Travaglio: indotto alla 39esima settimana aumenta il rischio cesareo

Dall'analisi è emerso che in tutti i gruppi di donne che avevano avuto un parto indotto prima della 39ma settimana c'era stato un significativo aumento del rischio di taglio cesareo. Cosa che invece non si è evidenziata quando il travaglio era indotto dopo la 39ma settimana di gravidanza.

Pubblicato da Valentina Morosini Giovedì 14 gennaio 2010

Travaglio: indotto alla 39esima settimana aumenta il rischio cesareo

Indurre il travaglio aumenta il rischio di taglio cesareo. Questo è il risultato di una ricerca che ha verificato che su 25 travagli indotti intorno alla 39ma settimana ci sono almeno due tagli cesarei che potrebbero essere evitati in attesa del parto naturale. Inoltre, si aggiungono anche conseguenze spiacevoli e pericolose come aumentare le possibilità di contrarre infezioni, ledere organi e causare emorragie o coaguli di sangue. A sostenerlo sono i ricercatori dell’università di Rochester che hanno studiato i certificato di nascita di 38.000 donne, per i parti portati a termine tra il 2004 e il 2008.

Dalla lista sono state escluse le donne che avevano già partorito mediante taglio cesareo e quelle che avevano avuto una rottura delle membrane.
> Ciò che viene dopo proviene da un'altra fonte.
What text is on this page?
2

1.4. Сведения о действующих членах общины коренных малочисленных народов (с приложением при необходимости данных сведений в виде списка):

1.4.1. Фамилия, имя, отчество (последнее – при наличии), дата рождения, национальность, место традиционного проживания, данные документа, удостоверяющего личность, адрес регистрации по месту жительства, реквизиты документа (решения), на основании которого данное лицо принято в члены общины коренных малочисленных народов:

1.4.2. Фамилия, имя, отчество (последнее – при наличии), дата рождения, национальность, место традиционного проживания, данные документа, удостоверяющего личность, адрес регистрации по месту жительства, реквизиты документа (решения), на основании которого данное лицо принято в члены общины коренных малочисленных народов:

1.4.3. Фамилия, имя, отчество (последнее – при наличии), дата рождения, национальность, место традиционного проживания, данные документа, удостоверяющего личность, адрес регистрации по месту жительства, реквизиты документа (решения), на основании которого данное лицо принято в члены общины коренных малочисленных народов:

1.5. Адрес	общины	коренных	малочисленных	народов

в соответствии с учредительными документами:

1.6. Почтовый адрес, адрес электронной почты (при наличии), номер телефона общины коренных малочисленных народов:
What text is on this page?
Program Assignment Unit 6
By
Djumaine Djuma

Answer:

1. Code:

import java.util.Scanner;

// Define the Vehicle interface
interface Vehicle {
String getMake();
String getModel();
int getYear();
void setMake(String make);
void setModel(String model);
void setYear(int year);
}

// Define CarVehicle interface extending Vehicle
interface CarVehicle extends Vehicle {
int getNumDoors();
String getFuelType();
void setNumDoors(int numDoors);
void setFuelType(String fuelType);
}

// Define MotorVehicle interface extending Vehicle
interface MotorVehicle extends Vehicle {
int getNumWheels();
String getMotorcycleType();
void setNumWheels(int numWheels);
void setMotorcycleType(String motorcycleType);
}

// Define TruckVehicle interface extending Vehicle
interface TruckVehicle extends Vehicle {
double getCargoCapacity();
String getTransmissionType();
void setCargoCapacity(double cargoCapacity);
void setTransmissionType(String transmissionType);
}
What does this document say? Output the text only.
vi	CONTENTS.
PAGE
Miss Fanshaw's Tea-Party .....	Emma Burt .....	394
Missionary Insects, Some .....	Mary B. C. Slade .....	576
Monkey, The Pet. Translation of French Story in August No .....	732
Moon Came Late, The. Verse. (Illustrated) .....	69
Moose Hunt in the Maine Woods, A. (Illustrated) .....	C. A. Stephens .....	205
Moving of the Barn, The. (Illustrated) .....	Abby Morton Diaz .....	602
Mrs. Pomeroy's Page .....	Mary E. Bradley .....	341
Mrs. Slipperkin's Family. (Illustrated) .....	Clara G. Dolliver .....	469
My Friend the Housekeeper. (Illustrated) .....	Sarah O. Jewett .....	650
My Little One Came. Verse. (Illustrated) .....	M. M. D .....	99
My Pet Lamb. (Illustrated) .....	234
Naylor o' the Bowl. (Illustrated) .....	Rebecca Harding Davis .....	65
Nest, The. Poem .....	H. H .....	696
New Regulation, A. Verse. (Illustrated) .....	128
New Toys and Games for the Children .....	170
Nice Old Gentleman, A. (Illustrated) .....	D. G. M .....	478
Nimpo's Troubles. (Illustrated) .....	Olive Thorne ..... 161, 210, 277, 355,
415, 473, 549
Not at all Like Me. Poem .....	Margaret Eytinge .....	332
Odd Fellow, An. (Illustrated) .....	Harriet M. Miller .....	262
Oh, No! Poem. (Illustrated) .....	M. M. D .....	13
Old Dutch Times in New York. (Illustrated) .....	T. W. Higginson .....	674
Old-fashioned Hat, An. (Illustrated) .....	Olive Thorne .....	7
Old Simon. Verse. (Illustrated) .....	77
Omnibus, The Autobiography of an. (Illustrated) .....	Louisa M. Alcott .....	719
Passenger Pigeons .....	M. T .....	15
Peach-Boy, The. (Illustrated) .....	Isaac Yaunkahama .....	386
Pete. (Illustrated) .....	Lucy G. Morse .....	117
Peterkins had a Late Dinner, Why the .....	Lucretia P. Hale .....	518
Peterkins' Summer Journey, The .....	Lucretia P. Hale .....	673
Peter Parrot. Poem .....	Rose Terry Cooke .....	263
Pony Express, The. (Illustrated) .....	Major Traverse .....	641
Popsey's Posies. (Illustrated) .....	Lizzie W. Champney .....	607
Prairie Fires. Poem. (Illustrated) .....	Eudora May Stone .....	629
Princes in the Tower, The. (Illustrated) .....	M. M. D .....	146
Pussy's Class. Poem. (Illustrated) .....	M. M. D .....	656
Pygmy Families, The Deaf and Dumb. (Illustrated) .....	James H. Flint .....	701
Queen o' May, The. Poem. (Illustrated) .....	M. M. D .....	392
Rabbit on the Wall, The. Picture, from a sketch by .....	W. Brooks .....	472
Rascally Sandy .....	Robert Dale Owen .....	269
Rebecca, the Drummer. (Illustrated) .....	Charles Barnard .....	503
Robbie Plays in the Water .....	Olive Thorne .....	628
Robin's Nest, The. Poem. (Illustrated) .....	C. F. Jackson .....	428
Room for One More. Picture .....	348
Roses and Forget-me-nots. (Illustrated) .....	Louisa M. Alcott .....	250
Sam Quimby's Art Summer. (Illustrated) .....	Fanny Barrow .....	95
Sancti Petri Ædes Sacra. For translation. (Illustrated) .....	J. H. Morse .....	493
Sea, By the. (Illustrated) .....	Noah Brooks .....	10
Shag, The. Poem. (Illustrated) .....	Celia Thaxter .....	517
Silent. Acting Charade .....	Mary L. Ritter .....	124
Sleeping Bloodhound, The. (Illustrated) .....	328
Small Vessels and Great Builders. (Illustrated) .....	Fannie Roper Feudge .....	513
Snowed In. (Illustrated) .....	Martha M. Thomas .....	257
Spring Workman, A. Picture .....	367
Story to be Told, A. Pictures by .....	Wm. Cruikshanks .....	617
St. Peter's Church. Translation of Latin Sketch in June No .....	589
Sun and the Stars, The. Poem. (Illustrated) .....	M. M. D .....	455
Il dr. Christopher Glantz e colleghi hanno analizzato diverse modalità, date e tempi di parto, confrontando le induzioni, i parti cesarei e i parti naturali nei diversi tempi di gestazione.

Dall’analisi è emerso che in tutti i gruppi di donne che avevano avuto un parto indotto prima della 39ma settimana c’era stato un significativo aumento del rischio di taglio cesareo. Cosa che invece non si è evidenziata quando il travaglio era indotto dopo la 39ma settimana di gravidanza.